With just over a month left to his term, outgoing Health and Human Services (HHS) Secretary Xavier Becerra has extended COVID-19 vaccine liability immunity to pharmaceutical companies for another five years.

Under the Public Readiness and Emergency Preparedness (PREP) Act, the HHS secretary can grant people and entities immunity from liability for injuries caused by their medical products during public health emergencies. Following the outbreak of the COVID-19 pandemic in 2020, then-HHS Secretary Alex Azar declared a public health emergency and granted immunity liability for COVID-19 products, which in February 2021 also came to include vaccines.

Two days before Joe Biden declared the end of the public health emergency on May 11, 2023, Secretary Becerra issued an official determination that a public health emergency continues to be a “credible risk.” That provided the justification to extend liability protection until December 31, 2024, even though there was no longer an actual emergency.

Last week, Becerra extended it again to December 31, 2029 providing the same reason.

“I have determined there is a credible risk that COVID-19 may in the future constitute such an emergency and am thus amending this Declaration to prepare for and mitigate that risk,” he wrote in a declaration.

“Development of and stockpiling vaccines, therapeutics, devices, and diagnostics for COVID-19 continues to be needed for U.S. preparedness against the credible threat of a public health emergency due to outbreaks of COVID-19,” he added.

The liability shield applies not only to vaccine manufacturers but also to distributors, pharmacists, hospitals, clinics, and anyone who administers the shots. It remains in effect whether or not an emergency is declared.

The Countermeasures Injury Compensation Program: A black hole

Since taxpayers injured by vaccines cannot sue the vaccine maker for damages, the federal government has established the Countermeasures Injury Compensation Program (CICP). The CICP is meant to compensate for injuries and deaths caused by medical devices and drugs delivered during certain public health emergencies, including COVID-19. The PREP Act declaration limits the compensation offered through CICP to serious injuries and death. 

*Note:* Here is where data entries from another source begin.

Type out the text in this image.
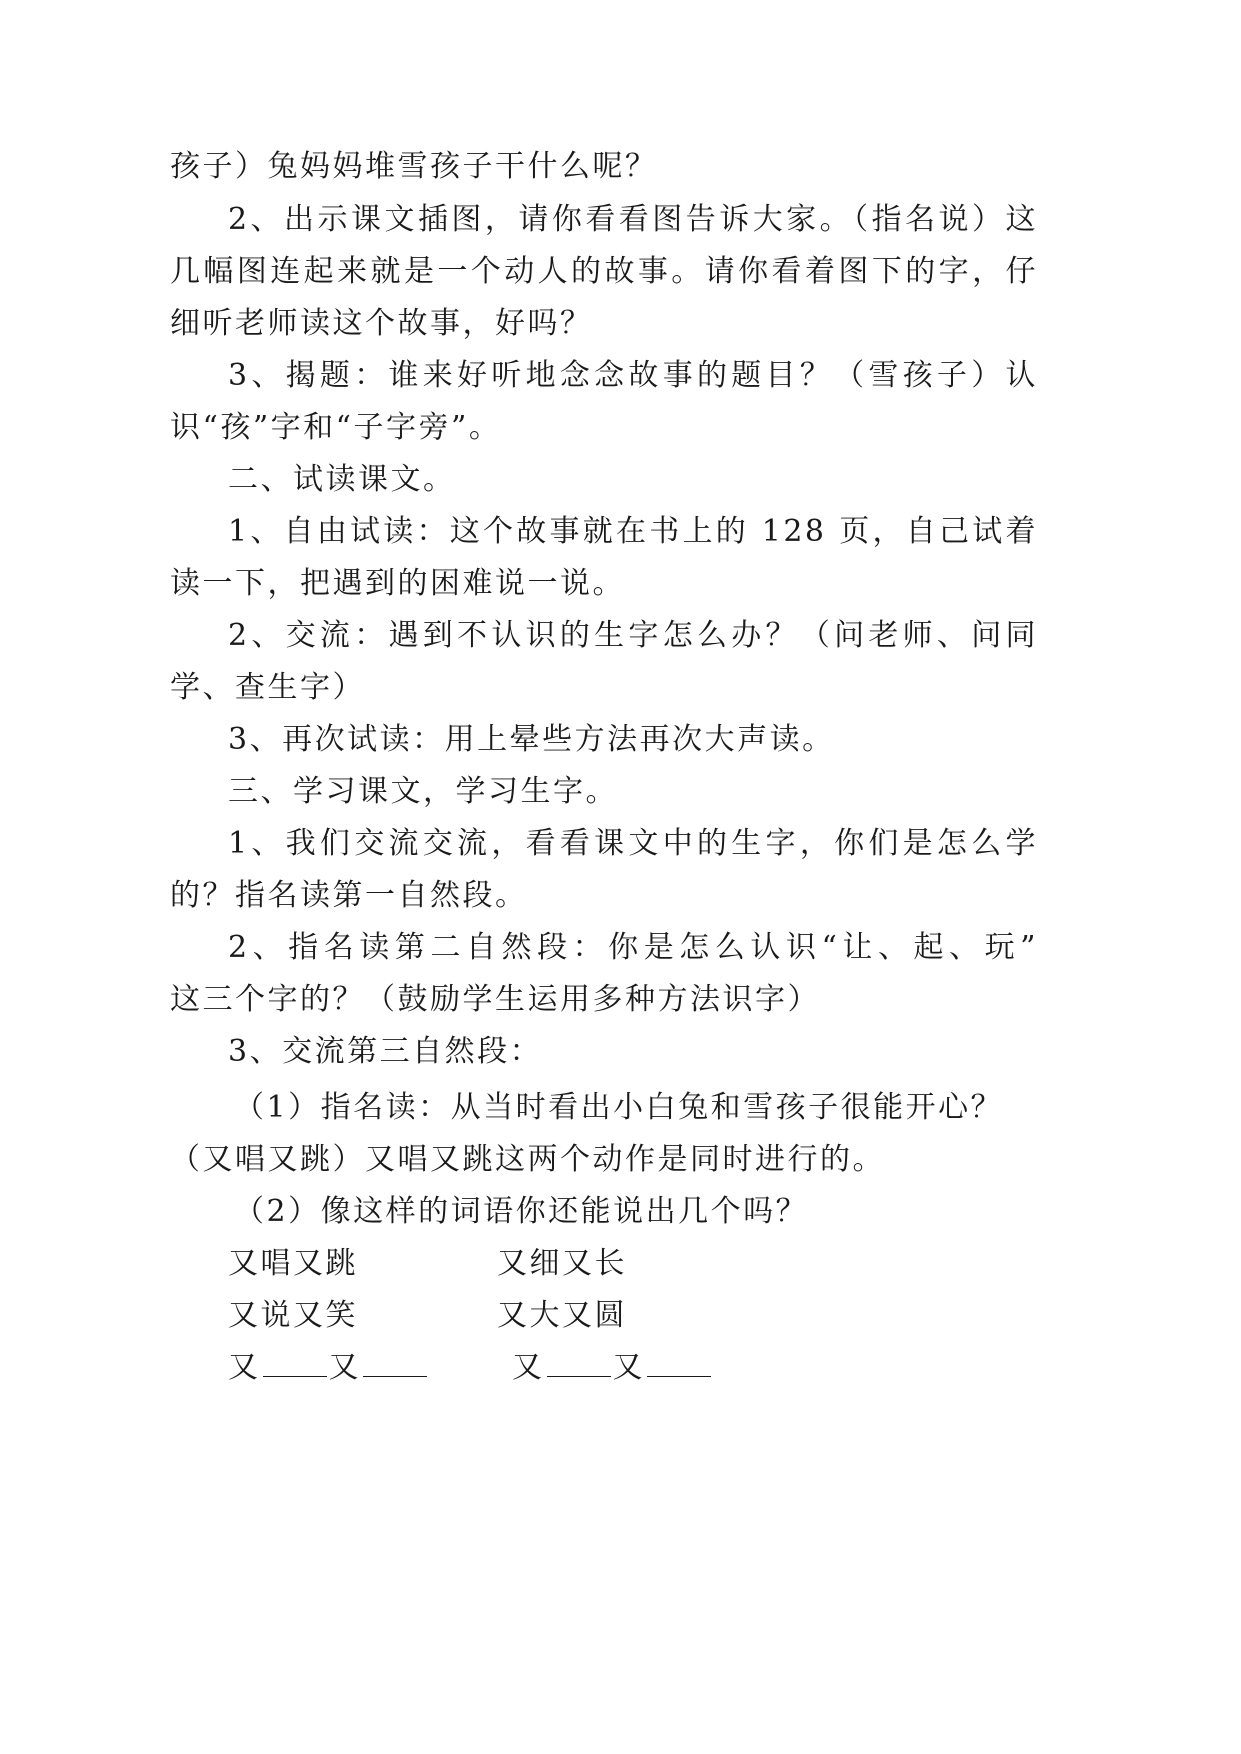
孩子）兔妈妈堆雪孩子干什么呢？
2、出示课文插图，请你看看图告诉大家。（指名说）这
几幅图连起来就是一个动人的故事。请你看着图下的字，仔
细听老师读这个故事，好吗？
3、揭题：谁来好听地念念故事的题目？（雪孩子）认
识“孩”字和“子字旁”。
二、试读课文。
1、自由试读：这个故事就在书上的 128 页，自己试着
读一下，把遇到的困难说一说。
2、交流：遇到不认识的生字怎么办？（问老师、问同
学、查生字）
3、再次试读：用上晕些方法再次大声读。
三、学习课文，学习生字。
1、我们交流交流，看看课文中的生字，你们是怎么学
的？指名读第一自然段。
2、指名读第二自然段：你是怎么认识“让、起、玩”
这三个字的？（鼓励学生运用多种方法识字）
3、交流第三自然段：
（1）指名读：从当时看出小白兔和雪孩子很能开心？
（又唱又跳）又唱又跳这两个动作是同时进行的。
（2）像这样的词语你还能说出几个吗？
又唱又跳	又细又长
又说又笑	又大又圆
又 又	又 又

However, the CICP has come to be known as a “black hole” as nearly all requests for vaccine injury compensation are denied. Prior to 2020, the CICP had adjudicated less than 500 cases in its entire history. In the last 15 years, there have been a total of 14,096 claims, with only 48 of them actually compensated — a rate of 0.34%. Claims due to injuries from the COVID-19 vaccine make up 96% of CICP claims, and only 18 have so far been compensated.

“At the current pace, it will take decades for the Countermeasures Injury Compensation Program — which prior to 2020 had decided fewer than 500 cases in its entire history — to sort through them all,” Reuters reported last year.